Now we again call on the Government to pull back on its massive spending program, otherwise interest rates are going to go up much higher than they need to be.It is an interesting point of reference, than they need to be.
Notwithstanding the dissonance with opposition policy on climate change ("climate change is crap") establishing an imaginary point from which to formulate policy can be an interesting and challenging exercise.
Max Corden, University of Melbourne, says that the logic is all wrong;
The central issue here is that success of fiscal stimulus cannot be seen clearly. A fiscal stimulus is successful to the extent that something doesn’t happen, that is, if there is an absence of severe economic turmoil. When judging the success of the fiscal stimulus, one must compare the current situation with the correct counterfactual situation.I doubt if our Opposition are quite up to that one.
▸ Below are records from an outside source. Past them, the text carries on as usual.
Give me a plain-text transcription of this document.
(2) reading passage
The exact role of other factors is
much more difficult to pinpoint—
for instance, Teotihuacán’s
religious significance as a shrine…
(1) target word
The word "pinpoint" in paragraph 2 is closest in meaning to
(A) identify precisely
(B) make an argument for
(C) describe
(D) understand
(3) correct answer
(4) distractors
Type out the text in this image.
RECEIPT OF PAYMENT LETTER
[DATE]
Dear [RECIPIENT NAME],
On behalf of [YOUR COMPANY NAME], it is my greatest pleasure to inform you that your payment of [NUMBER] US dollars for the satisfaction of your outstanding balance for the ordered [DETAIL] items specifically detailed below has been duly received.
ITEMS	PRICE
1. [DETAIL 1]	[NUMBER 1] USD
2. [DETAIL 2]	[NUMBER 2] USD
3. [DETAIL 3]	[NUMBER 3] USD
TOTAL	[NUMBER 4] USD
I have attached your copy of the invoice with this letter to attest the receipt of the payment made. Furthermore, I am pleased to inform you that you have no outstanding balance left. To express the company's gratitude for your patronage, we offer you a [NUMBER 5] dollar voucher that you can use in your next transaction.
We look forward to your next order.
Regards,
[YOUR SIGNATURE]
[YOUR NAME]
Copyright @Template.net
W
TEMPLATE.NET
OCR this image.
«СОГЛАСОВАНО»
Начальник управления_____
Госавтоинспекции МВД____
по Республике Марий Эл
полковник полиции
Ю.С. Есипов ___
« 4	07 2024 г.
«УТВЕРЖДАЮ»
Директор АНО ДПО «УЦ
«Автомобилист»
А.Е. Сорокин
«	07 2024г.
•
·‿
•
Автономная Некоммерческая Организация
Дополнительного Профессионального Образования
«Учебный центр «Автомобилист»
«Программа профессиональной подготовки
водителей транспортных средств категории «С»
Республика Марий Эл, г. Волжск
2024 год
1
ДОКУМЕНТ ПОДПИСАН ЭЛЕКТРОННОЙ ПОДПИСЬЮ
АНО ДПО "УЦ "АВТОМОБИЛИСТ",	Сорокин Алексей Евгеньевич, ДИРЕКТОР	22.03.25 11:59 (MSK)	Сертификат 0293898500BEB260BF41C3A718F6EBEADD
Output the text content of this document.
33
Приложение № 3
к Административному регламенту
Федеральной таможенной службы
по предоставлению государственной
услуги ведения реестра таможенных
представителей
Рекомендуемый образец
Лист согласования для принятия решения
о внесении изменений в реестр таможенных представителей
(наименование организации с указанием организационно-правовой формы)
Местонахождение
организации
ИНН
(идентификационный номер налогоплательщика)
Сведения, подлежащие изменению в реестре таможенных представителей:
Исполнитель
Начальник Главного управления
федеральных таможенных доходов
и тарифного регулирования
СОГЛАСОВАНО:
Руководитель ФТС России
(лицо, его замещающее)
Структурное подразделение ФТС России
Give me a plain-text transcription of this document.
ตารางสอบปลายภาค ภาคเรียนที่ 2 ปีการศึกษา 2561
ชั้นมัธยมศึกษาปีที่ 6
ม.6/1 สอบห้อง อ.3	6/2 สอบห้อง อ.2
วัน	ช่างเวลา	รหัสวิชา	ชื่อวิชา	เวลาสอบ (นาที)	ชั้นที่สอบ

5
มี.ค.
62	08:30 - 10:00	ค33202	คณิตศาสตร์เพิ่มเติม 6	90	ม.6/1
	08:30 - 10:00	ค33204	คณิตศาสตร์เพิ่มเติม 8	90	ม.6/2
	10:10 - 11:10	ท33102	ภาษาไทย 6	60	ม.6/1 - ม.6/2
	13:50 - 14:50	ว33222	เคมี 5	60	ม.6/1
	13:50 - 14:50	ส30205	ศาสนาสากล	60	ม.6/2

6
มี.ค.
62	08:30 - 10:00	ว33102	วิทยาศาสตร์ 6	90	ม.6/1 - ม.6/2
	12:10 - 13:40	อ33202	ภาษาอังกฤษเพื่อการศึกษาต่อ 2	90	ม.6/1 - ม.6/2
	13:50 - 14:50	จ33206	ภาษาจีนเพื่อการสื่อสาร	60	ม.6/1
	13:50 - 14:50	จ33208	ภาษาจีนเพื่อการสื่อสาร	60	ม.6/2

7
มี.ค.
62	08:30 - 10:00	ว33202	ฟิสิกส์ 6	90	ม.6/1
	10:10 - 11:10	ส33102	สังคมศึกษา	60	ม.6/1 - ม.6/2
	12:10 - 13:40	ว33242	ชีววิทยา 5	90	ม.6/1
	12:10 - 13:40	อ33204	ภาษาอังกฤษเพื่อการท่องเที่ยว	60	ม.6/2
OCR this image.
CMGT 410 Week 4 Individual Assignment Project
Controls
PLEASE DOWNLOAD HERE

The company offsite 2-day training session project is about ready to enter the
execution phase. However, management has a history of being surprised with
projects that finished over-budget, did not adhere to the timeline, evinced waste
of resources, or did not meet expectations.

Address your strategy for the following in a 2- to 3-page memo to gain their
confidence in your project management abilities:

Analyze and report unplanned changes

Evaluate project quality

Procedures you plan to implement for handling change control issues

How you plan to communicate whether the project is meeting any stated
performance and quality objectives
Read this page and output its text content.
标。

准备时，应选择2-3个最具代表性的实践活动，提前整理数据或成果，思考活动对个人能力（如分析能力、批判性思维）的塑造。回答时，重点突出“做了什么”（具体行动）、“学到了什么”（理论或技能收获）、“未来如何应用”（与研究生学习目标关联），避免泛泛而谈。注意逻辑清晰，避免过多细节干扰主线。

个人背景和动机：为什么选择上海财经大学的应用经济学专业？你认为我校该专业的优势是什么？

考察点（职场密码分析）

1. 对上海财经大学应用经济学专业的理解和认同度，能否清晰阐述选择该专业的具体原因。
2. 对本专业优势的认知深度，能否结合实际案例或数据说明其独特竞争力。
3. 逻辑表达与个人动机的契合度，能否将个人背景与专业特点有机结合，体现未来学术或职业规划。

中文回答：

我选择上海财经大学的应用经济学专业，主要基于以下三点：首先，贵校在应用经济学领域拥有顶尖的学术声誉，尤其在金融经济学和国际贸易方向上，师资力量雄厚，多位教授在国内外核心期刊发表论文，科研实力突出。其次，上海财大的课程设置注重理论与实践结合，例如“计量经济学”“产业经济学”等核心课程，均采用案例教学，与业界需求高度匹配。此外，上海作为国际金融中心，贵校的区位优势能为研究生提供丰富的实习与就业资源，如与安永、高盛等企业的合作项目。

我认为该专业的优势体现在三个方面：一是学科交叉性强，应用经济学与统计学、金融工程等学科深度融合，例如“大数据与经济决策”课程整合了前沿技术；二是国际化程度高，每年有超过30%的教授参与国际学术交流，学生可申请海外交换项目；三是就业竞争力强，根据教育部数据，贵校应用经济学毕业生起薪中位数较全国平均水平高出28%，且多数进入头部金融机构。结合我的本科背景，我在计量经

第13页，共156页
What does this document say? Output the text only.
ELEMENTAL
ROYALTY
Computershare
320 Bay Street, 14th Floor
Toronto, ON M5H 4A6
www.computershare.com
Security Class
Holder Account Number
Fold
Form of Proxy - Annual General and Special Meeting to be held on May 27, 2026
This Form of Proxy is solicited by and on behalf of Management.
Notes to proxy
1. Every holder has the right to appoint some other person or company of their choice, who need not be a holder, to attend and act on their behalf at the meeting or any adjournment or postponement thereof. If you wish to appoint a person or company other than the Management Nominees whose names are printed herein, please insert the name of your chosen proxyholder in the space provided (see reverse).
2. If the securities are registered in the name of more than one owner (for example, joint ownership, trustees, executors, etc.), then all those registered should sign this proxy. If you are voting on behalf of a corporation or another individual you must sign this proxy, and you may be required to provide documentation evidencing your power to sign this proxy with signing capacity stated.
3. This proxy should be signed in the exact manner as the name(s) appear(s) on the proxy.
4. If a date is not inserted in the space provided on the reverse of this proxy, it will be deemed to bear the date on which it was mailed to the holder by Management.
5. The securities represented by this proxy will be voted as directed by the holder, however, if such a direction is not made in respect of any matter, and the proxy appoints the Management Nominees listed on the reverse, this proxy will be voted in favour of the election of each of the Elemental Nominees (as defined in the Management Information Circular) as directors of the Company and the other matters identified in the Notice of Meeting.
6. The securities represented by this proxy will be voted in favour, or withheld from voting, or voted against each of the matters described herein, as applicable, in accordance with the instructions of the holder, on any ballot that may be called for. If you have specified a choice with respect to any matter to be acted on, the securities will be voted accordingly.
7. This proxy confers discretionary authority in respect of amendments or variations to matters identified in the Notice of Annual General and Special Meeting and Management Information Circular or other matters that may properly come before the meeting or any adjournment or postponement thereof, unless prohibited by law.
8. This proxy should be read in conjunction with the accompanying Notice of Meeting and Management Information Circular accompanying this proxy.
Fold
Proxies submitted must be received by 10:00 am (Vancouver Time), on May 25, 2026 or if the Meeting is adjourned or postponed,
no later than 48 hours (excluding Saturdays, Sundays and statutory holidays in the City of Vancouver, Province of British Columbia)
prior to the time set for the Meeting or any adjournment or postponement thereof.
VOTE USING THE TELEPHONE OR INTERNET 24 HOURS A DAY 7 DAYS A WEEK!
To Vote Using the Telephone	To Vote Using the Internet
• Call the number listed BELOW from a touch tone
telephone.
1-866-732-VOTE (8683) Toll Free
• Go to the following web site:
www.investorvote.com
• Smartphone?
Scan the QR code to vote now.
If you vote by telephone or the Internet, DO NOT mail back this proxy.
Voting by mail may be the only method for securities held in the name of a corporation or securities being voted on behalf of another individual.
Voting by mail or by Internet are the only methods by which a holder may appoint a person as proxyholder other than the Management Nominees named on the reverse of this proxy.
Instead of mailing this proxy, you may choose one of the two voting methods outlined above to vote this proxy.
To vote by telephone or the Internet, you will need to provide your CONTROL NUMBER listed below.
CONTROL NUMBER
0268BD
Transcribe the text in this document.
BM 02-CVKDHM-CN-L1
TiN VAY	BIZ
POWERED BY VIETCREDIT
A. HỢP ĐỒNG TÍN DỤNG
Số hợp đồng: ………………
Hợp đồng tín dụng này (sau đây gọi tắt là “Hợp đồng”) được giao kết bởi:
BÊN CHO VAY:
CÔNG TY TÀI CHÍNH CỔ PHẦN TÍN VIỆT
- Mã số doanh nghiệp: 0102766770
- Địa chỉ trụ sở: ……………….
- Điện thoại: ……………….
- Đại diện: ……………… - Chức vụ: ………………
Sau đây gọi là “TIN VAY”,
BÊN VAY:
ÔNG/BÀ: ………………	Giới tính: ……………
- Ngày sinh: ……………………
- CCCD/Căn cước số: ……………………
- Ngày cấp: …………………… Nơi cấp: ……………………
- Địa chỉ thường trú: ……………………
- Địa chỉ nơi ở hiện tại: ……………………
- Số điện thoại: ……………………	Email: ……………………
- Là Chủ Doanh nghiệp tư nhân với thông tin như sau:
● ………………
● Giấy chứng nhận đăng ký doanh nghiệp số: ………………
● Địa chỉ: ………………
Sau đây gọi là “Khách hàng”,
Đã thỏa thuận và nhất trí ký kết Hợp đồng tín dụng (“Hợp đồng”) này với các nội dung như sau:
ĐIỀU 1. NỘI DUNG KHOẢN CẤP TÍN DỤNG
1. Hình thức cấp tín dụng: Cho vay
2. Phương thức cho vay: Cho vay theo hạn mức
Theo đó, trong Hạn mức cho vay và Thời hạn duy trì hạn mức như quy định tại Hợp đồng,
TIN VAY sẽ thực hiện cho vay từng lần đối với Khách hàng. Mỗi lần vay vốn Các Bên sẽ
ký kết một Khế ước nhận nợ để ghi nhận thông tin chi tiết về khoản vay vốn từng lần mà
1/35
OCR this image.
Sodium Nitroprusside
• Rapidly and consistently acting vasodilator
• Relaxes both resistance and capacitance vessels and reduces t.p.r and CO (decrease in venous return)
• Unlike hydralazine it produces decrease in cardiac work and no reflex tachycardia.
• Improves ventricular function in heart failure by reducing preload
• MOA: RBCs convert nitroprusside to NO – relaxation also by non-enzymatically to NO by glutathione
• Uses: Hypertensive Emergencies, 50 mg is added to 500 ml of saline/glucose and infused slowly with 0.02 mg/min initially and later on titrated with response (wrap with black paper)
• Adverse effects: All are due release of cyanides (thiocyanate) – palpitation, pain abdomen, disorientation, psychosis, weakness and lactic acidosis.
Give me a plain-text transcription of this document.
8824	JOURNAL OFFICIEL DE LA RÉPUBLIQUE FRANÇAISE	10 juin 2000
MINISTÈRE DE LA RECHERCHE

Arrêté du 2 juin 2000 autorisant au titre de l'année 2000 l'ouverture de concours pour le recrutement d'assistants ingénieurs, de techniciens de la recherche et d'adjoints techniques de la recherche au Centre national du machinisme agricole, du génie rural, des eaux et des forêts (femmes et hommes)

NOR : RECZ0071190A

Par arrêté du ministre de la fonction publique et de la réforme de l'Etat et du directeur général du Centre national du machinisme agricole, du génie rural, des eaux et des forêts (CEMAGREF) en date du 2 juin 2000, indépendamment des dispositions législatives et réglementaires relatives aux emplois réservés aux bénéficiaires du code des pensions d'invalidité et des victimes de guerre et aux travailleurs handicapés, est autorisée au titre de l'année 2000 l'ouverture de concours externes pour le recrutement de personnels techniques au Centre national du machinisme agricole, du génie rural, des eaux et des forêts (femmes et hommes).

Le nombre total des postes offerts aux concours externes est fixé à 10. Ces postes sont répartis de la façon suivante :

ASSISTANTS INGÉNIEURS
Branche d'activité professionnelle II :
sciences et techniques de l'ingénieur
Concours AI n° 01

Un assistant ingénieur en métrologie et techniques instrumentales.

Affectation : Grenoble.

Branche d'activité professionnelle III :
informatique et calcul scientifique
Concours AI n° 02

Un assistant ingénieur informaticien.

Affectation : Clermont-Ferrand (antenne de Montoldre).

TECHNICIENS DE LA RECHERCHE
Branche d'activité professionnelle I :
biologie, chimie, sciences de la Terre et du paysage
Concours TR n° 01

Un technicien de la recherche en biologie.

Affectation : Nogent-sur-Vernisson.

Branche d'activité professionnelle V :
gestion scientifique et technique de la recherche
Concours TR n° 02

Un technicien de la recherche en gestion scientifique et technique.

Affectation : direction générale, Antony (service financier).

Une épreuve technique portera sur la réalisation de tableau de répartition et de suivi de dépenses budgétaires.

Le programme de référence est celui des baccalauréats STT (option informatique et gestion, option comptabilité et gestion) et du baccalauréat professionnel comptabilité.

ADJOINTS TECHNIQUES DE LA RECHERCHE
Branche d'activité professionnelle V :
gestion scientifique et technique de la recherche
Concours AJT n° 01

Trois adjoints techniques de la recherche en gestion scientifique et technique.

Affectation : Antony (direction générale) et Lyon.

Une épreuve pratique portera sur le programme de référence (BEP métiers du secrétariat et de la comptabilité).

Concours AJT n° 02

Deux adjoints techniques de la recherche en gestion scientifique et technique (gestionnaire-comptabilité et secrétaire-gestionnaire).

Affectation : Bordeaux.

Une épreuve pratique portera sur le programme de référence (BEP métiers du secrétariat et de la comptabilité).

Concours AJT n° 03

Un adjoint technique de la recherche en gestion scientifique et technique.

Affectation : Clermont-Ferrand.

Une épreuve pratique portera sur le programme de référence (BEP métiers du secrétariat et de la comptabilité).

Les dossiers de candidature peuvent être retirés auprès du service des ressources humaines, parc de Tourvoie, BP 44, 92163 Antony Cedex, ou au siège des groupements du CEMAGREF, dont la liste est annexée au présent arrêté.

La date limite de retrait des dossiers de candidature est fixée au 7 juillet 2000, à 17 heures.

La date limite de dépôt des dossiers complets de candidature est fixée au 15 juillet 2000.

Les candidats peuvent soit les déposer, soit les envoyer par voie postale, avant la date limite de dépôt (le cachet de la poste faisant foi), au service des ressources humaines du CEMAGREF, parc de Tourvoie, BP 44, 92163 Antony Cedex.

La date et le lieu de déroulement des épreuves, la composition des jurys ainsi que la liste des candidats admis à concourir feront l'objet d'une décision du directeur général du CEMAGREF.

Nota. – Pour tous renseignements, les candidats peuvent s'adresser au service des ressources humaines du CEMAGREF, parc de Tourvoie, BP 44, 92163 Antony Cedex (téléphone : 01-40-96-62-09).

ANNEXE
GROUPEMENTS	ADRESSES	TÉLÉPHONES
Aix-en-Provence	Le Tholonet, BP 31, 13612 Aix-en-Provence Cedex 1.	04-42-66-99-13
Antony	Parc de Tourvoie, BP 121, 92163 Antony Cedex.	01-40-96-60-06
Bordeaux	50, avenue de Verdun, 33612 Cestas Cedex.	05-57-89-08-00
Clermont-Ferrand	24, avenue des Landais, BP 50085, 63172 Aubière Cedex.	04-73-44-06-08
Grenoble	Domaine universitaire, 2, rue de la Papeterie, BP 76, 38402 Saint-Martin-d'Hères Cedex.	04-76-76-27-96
Max Corden cites studies on the Japanese economy as evidence;
Japan's "Great Recession" lasted from approximately 1992 - 2007 and finally provided the economics profession with the necessary background to understand what actually happened during the US recession of the 1930s. The discoveries made, however, are so far-reaching that a large portion of economics literature will have to be modified to accommodate another half to the macro economic spectrum of possibilities that conventional theorists have overlooked.
...The theoretical implications are also immense in the sense that the economics profession will no longer have to rely so much on various rigidities to explain recessions that have become the standard practice within the so-called New Keynesian economics of the last twenty years.